The dangers behind wildcard certificates: What enterprises need to know

With the National Security Agency recently issuing guidance on the risks associated with wildcard TLS certificates and Application Layer Protocols Allowing Cross-Protocol Attacks (ALPACA) techniques, it has many organizations and enterprise leaders wondering: What are the odds of a wildcard certificate being compromised and/or leading to serious consequences, and how can this prevented?

wildcard certificates

Before IT leaders can truly respond to and mitigate wildcard certificate security risks – and manage wildcard certificates – it’s essential to first understand what wildcard certificates are and why it’s a common, flexible and helpful, but risky certificate.

What is a wildcard certificate?

A wildcard certificate can be used by multiple subdomains of a registered domain. It’s like having one passport with a family’s last name, which lets anyone with the same family name use the passport to travel.

If a website uses a wildcard certificate, it will have an asterisk (*) and a period before their domain names. For example, a domain secured by a wildcard certificate is denoted by “https://*.WEBSITE.com,” where the “*” can be any of a website’s subdomains like help.WEBSITE.com, blog.WEBSITE.com, etc.

The rising popularity of wildcard certificates

Typically, organizations have multiple domains, which needs multiple certificates with different expiry dates. The challenge they face is to keep track of all those certificates and renew them before they expire. To simplify the tedious process, they use one wildcard certificate so that they can review once and apply that across multiple domains, or even have one entry point for all external domains. There is also a cost factor in play when multiple certificates need to be issued, renewed and managed vs. when a single certificate is used across the board.

Any usage of wildcard certificates might appear to be suitable for smaller organizations or limited number of exposed domains. The complexities of securing certificates for distributed applications cannot be overlooked. This exposes organizations to attacks through techniques like ALPACA – hence the NSA warning.

When one certificate is used for multiple sub domains, compromise of one certificate leads to a chain reaction affecting other services that make use of it for secure communication. If a wildcard certificate’s private key falls in the wrong hands, attackers can impersonate any domain covered by the wildcard certificate.

When a certificate is revoked, all servers need to be updated to use the new certificate.

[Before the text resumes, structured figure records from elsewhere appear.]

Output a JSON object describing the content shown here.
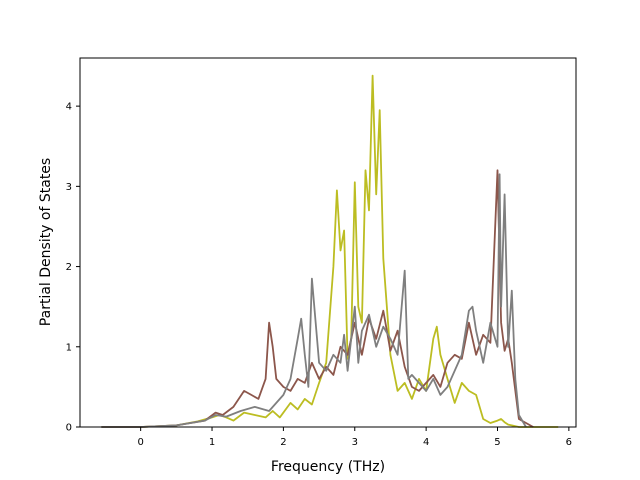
{
  "chart_data": {
    "type": "line",
    "xlabel": "Frequency (THz)",
    "ylabel": "Partial Density of States",
    "xlim": [
      -0.85,
      6.1
    ],
    "ylim": [
      0,
      4.6
    ],
    "xticks": [
      0,
      1,
      2,
      3,
      4,
      5,
      6
    ],
    "yticks": [
      0,
      1,
      2,
      3,
      4
    ],
    "grid": false,
    "legend": "none",
    "series": [
      {
        "color": "#bcbd22",
        "x": [
          -0.55,
          0,
          0.5,
          0.8,
          1.0,
          1.1,
          1.2,
          1.3,
          1.45,
          1.6,
          1.75,
          1.85,
          1.95,
          2.0,
          2.1,
          2.2,
          2.3,
          2.4,
          2.5,
          2.6,
          2.7,
          2.75,
          2.8,
          2.85,
          2.9,
          2.95,
          3.0,
          3.05,
          3.1,
          3.15,
          3.2,
          3.25,
          3.3,
          3.35,
          3.4,
          3.5,
          3.6,
          3.7,
          3.8,
          3.9,
          4.0,
          4.1,
          4.15,
          4.2,
          4.3,
          4.4,
          4.5,
          4.6,
          4.7,
          4.8,
          4.9,
          5.0,
          5.05,
          5.1,
          5.15,
          5.2,
          5.3,
          5.5,
          5.85
        ],
        "values": [
          0,
          0,
          0.02,
          0.07,
          0.12,
          0.15,
          0.12,
          0.08,
          0.18,
          0.15,
          0.12,
          0.2,
          0.12,
          0.18,
          0.3,
          0.22,
          0.35,
          0.28,
          0.55,
          0.8,
          2.0,
          2.95,
          2.2,
          2.45,
          0.85,
          1.1,
          3.05,
          1.5,
          1.3,
          3.2,
          2.7,
          4.38,
          2.9,
          3.95,
          2.1,
          0.9,
          0.45,
          0.55,
          0.35,
          0.6,
          0.45,
          1.1,
          1.25,
          0.9,
          0.6,
          0.3,
          0.55,
          0.45,
          0.4,
          0.1,
          0.05,
          0.08,
          0.1,
          0.06,
          0.03,
          0.02,
          0,
          0,
          0
        ]
      },
      {
        "color": "#8c564b",
        "x": [
          -0.55,
          0,
          0.5,
          0.9,
          1.05,
          1.15,
          1.3,
          1.45,
          1.55,
          1.65,
          1.75,
          1.8,
          1.85,
          1.9,
          2.0,
          2.1,
          2.2,
          2.3,
          2.4,
          2.5,
          2.6,
          2.7,
          2.8,
          2.9,
          3.0,
          3.1,
          3.2,
          3.3,
          3.4,
          3.5,
          3.6,
          3.7,
          3.8,
          3.9,
          4.0,
          4.1,
          4.2,
          4.3,
          4.4,
          4.5,
          4.6,
          4.7,
          4.8,
          4.9,
          5.0,
          5.05,
          5.1,
          5.15,
          5.2,
          5.3,
          5.5
        ],
        "values": [
          0,
          0,
          0.02,
          0.08,
          0.18,
          0.15,
          0.25,
          0.45,
          0.4,
          0.35,
          0.6,
          1.3,
          1.0,
          0.6,
          0.5,
          0.45,
          0.6,
          0.55,
          0.8,
          0.6,
          0.75,
          0.65,
          1.0,
          0.9,
          1.3,
          0.9,
          1.35,
          1.1,
          1.45,
          0.95,
          1.2,
          0.75,
          0.5,
          0.45,
          0.55,
          0.65,
          0.5,
          0.8,
          0.9,
          0.85,
          1.3,
          0.9,
          1.15,
          1.05,
          3.2,
          1.3,
          0.95,
          1.1,
          0.8,
          0.1,
          0
        ]
      },
      {
        "color": "#7f7f7f",
        "x": [
          -0.55,
          0,
          0.5,
          0.9,
          1.05,
          1.2,
          1.4,
          1.6,
          1.8,
          2.0,
          2.1,
          2.2,
          2.25,
          2.3,
          2.35,
          2.4,
          2.5,
          2.6,
          2.7,
          2.8,
          2.85,
          2.9,
          3.0,
          3.05,
          3.1,
          3.2,
          3.3,
          3.4,
          3.5,
          3.6,
          3.7,
          3.75,
          3.8,
          3.9,
          4.0,
          4.1,
          4.2,
          4.3,
          4.4,
          4.5,
          4.6,
          4.65,
          4.7,
          4.8,
          4.9,
          5.0,
          5.03,
          5.05,
          5.1,
          5.15,
          5.2,
          5.25,
          5.3,
          5.4
        ],
        "values": [
          0,
          0,
          0.02,
          0.08,
          0.15,
          0.13,
          0.2,
          0.25,
          0.2,
          0.4,
          0.6,
          1.1,
          1.35,
          0.9,
          0.5,
          1.85,
          0.8,
          0.7,
          0.9,
          0.8,
          1.15,
          0.7,
          1.5,
          0.8,
          1.2,
          1.4,
          1.0,
          1.25,
          1.1,
          0.9,
          1.95,
          0.6,
          0.65,
          0.55,
          0.45,
          0.6,
          0.4,
          0.5,
          0.7,
          0.9,
          1.45,
          1.5,
          1.2,
          0.8,
          1.3,
          1.0,
          3.15,
          1.5,
          2.9,
          1.0,
          1.7,
          0.6,
          0.15,
          0
        ]
      }
    ]
  }
}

Before a certificate expires, it needs to be replaced with a new certificate. An expired certificate will face similar challenges as a revoked one, and organizations can face severe outages if the certificate is not renewed on time.

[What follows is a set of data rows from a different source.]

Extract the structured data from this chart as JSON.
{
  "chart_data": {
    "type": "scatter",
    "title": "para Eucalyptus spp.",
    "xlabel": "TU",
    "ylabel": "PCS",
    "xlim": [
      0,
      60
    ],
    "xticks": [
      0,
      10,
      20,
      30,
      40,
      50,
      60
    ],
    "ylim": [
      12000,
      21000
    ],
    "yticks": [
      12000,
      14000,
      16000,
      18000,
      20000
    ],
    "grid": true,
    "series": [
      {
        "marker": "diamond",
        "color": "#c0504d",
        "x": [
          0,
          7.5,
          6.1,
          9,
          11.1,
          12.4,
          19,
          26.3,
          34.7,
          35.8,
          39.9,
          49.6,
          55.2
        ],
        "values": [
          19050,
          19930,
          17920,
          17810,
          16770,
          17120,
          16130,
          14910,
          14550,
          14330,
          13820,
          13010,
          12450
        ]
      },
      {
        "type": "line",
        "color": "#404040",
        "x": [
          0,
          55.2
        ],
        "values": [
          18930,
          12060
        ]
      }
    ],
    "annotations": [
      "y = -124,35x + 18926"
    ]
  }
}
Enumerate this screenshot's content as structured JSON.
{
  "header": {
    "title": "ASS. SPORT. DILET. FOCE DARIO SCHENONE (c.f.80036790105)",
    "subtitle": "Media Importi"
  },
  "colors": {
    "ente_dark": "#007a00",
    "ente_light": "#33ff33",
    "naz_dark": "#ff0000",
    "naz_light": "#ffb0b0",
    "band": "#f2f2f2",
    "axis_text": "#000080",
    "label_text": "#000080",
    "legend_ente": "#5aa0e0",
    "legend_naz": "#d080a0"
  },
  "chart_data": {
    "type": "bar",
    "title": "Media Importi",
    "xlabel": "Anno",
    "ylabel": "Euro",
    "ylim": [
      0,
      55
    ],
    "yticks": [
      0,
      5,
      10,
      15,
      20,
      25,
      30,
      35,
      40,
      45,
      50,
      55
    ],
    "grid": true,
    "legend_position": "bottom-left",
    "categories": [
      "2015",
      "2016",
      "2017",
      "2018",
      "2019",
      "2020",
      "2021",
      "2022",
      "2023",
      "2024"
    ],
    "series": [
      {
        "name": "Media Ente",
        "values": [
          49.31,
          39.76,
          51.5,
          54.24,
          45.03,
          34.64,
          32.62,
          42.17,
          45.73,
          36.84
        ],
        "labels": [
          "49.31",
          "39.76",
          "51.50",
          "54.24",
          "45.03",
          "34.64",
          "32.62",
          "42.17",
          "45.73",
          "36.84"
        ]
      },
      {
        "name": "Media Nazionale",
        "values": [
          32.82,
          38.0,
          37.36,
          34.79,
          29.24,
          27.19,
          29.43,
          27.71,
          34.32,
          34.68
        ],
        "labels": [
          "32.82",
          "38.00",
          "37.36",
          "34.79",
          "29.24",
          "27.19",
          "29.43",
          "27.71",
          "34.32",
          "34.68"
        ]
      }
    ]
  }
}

Mitigating wildcards certificate risks

If an organization uses wildcard certificates, it’s important to secure all deployments that use wildcard certificates by automating deployment and securing key management. We can prevent encryption getting compromised due to neglect or weak security standards by leveraging hardware security modules (HSMs) for storage and circulation, and automation workflows to minimize human contact with individual keys.

The second option is to use separate certificates for each application domain and secure keys and applications similar to the first option. However, that comes with overhead costs since certificates need to be managed manually. A certificate automation solution may come in handy and prove to be cost-effective in such cases.

Managing wildcard certificates

Organizations across verticals often have two pain points in public key infrastructure (PKI) management: lack of visibility into the digital certificate landscape and the lack of automation. While security teams consider visibility a must-have capability due to the problems its absence throws up on an almost daily basis, the importance of certificate lifecycle automation can’t be overlooked.

When investing in a certificate lifecycle management solution, organizations need to factor in visibility and automation, so that they get dual benefits of good scanning and monitoring capabilities as well as end-to-end automation.

Visibility is the cornerstone of any protection mechanism. Yet, most enterprises still have little to no visibility into their certificate infrastructure.

Most of the information that ensures full visibility (such as the number of certificates in use, their locations, their expiration dates, and their ownership details) are either improperly documented or not documented at all when managed manually in spreadsheets. Even when they are documented, the high risk of human error affects the accuracy of the inventory.

A holistic discovery solution that includes full featured certificate lifecycle management (CLM) as well as workflow automation will help provide visibility into all the certificates used in the origination, and maintain inventory of the certificates for crypto security standards and expiry dates to prevent security breaches and application outages.

Looking ahead, organizations need to carefully evaluate the risks that come with deployment of same wildcard certificate across multiple applications versus any other option that promises security. Investing in automation will make it easier as enterprises can achieve unlimited possibilities with limited resources.